Secondo le organizzazioni non governative, nel corso del summit bilaterale in corso a Nanchino Bruxelles deve usare il suo peso economico per chiedere più rispetto dei diritti umani in Cina. Per Free Tibet, “ai Ventisette serve una nuova politica estera”.

 Dharamsala (AsiaNews) – L’Unione europea “non sta usando con il giusto peso il suo status di maggior partner commerciale della Cina. Potrebbe fare pressione su Pechino per ottenere un miglioramento nel campo dei diritti umani, ma non lo fa. Ora serve con urgenza una nuova politica estera, che sia concertata con tutti gli Stati membri”.

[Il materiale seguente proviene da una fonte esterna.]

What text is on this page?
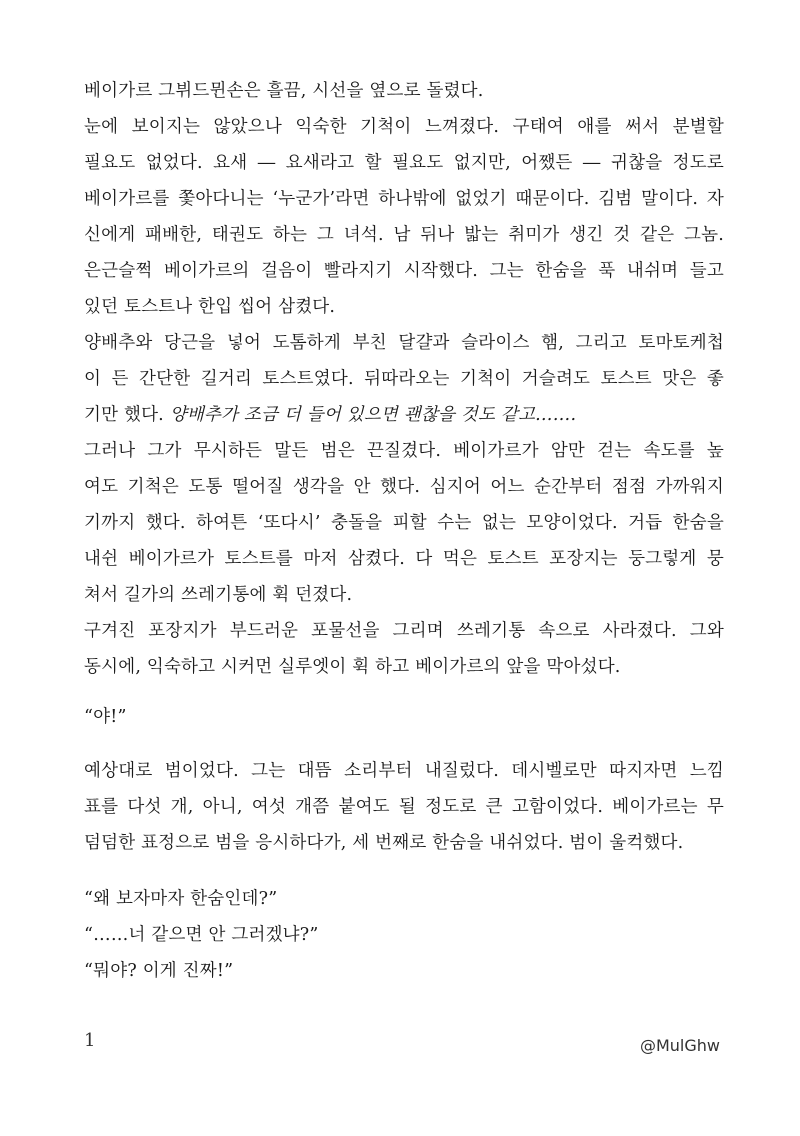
베이가르 그뷔드뮌손은 흘끔, 시선을 옆으로 돌렸다.
눈에 보이지는 않았으나 익숙한 기척이 느껴졌다. 구태여 애를 써서 분별할
필요도 없었다. 요새 ― 요새라고 할 필요도 없지만, 어쨌든 ― 귀찮을 정도로
베이가르를 쫓아다니는 ‘누군가’라면 하나밖에 없었기 때문이다. 김범 말이다. 자
신에게 패배한, 태권도 하는 그 녀석. 남 뒤나 밟는 취미가 생긴 것 같은 그놈.
은근슬쩍 베이가르의 걸음이 빨라지기 시작했다. 그는 한숨을 푹 내쉬며 들고
있던 토스트나 한입 씹어 삼켰다.
양배추와 당근을 넣어 도톰하게 부친 달걀과 슬라이스 햄, 그리고 토마토케첩
이 든 간단한 길거리 토스트였다. 뒤따라오는 기척이 거슬려도 토스트 맛은 좋
기만 했다. 양배추가 조금 더 들어 있으면 괜찮을 것도 같고…….
그러나 그가 무시하든 말든 범은 끈질겼다. 베이가르가 암만 걷는 속도를 높
여도 기척은 도통 떨어질 생각을 안 했다. 심지어 어느 순간부터 점점 가까워지
기까지 했다. 하여튼 ‘또다시’ 충돌을 피할 수는 없는 모양이었다. 거듭 한숨을
내쉰 베이가르가 토스트를 마저 삼켰다. 다 먹은 토스트 포장지는 둥그렇게 뭉
쳐서 길가의 쓰레기통에 휙 던졌다.
구겨진 포장지가 부드러운 포물선을 그리며 쓰레기통 속으로 사라졌다. 그와
동시에, 익숙하고 시커먼 실루엣이 휙 하고 베이가르의 앞을 막아섰다.
“야!”
예상대로 범이었다. 그는 대뜸 소리부터 내질렀다. 데시벨로만 따지자면 느낌
표를 다섯 개, 아니, 여섯 개쯤 붙여도 될 정도로 큰 고함이었다. 베이가르는 무
덤덤한 표정으로 범을 응시하다가, 세 번째로 한숨을 내쉬었다. 범이 울컥했다.
“왜 보자마자 한숨인데?”
“……너 같으면 안 그러겠냐?”
“뭐야? 이게 진짜!”
1	@MulGhw
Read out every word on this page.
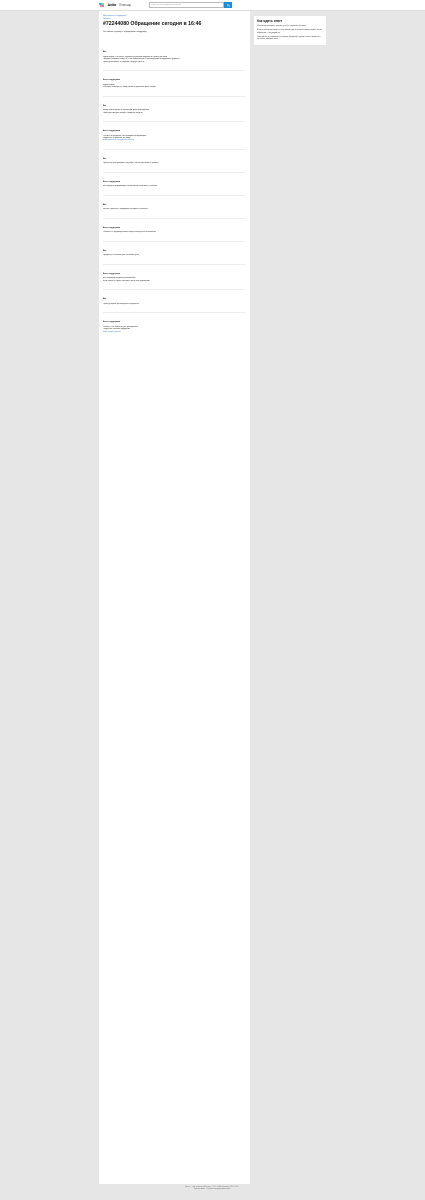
Avito Помощь	Поиск по всем вопросам и ответам
Мои вопросы в поддержку
Запросы
#72244080 Обращение сегодня в 16:46
Это личная страница с обращением в поддержку.
Вы
Здравствуйте, я осталась недовольна работой продавца и службы доставки.
Продавец отправил товар не в той комплектации, а при получении обнаружились дефекты.
Прошу разобраться в ситуации и вернуть деньги.
Агент поддержки
Здравствуйте,
Уточните, пожалуйста, номер заказа и приложите фото товара.
Вы
Номер заказа указан в обращении, фото прикладываю.
Прошу рассмотреть вопрос о возврате средств.
Агент поддержки
Спасибо за ожидание, мы проверили информацию.
Подробнее о правилах доставки:
https://www.avito.ru/legal/rules/delivery
Вы
Прошу ещё раз проверить ситуацию, так как проблема не решена.
Агент поддержки
Мы передали информацию специалистам и вернёмся с ответом.
Вы
Как мне связаться с продавцом, который не отвечает?
Агент поддержки
Связаться с продавцом можно через сообщения в объявлении.
Вы
Продавец не отвечает уже несколько дней.
Агент поддержки
Мы направили продавцу напоминание.
Если ответа не будет, сообщите нам в этом обращении.
Вы
Прошу ускорить рассмотрение обращения.
Агент поддержки
Спасибо, что написали, уже разбираемся.
Подробнее о работе поддержки:
https://support.avito.ru
Как ждать ответ

Обычно мы отвечаем в течение суток (но стараемся быстрее).

Если вы забыли рассказать что-то важное, просто оставьте комментарий в том же обращении — мы увидим его.

Пожалуйста, не отправляйте несколько обращений с одним и тем же вопросом — это только замедлит ответ.

Авито — сайт объявлений России. © ООО «КЕХ еКоммерц» 2007–2024.
Правила Авито · Политика конфиденциальности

 È l’opinione dell’Organizzazione non governativa Free Tibet, che in occasione del summit fra Cina e Ue riporta l’attenzione sulla situazione della regione settentrionale. Anche Human Rights Watch si allinea, e chiede che Bruxelles “dia un seguito alle sue numerose dichiarazioni, secondo cui i diritti umani sono al primo posto della loro attività diplomatica”.

 Secondo il comunicato di Free Tibet, “la recente nomina di un presidente e di un ministro degli Esteri europeo forniscono l’opportunità temporale per un radicale ripensamento della strategia europea sulla Cina. Noi pensiamo che sia arrivato il momento per una posizione condivisa sulla situazione del Tibet, che deve essere un argomento all’interno delle relazioni fra i due organismi”.

 Fino ad oggi, infatti, “l’Unione europea si è mostrata riluttante nel prendere una posizione forte, pubblica e concertata sulle violazioni che avvengono nella regione. Dopo l’ultimo incontro bilaterale è stato pubblicato un comunicato congiunto fra Pechino e Bruxelles che però non nominava mai i diritti umani. La stessa cosa è avvenuta, almeno fino ad ora, per quanto riguarda il summit in corso”.

 I Ventisette, per dimostrare di avere veramente a cuore la situazione del Tibet, “dovrebbero nominare un Rappresentante speciale europeo per il Tibet, responsabile del coordinamento delle politiche nazionali, e lavorare per riaprire il dialogo fra Pechino e i rappresentanti del popolo tibetano”.

Ancora più dura Sophie Richardson, che guida la sezione Asia di Hrw: “L’Ue dice sempre che i diritti umani sono la priorità nella relazione con la Cina, ma con gli anni il tema è stato sempre meno trattato. È colpa di Bruxelles se la Cina ha ancora il tempo e la possibilità di commettere tante violazioni nei confronti dei propri cittadini”.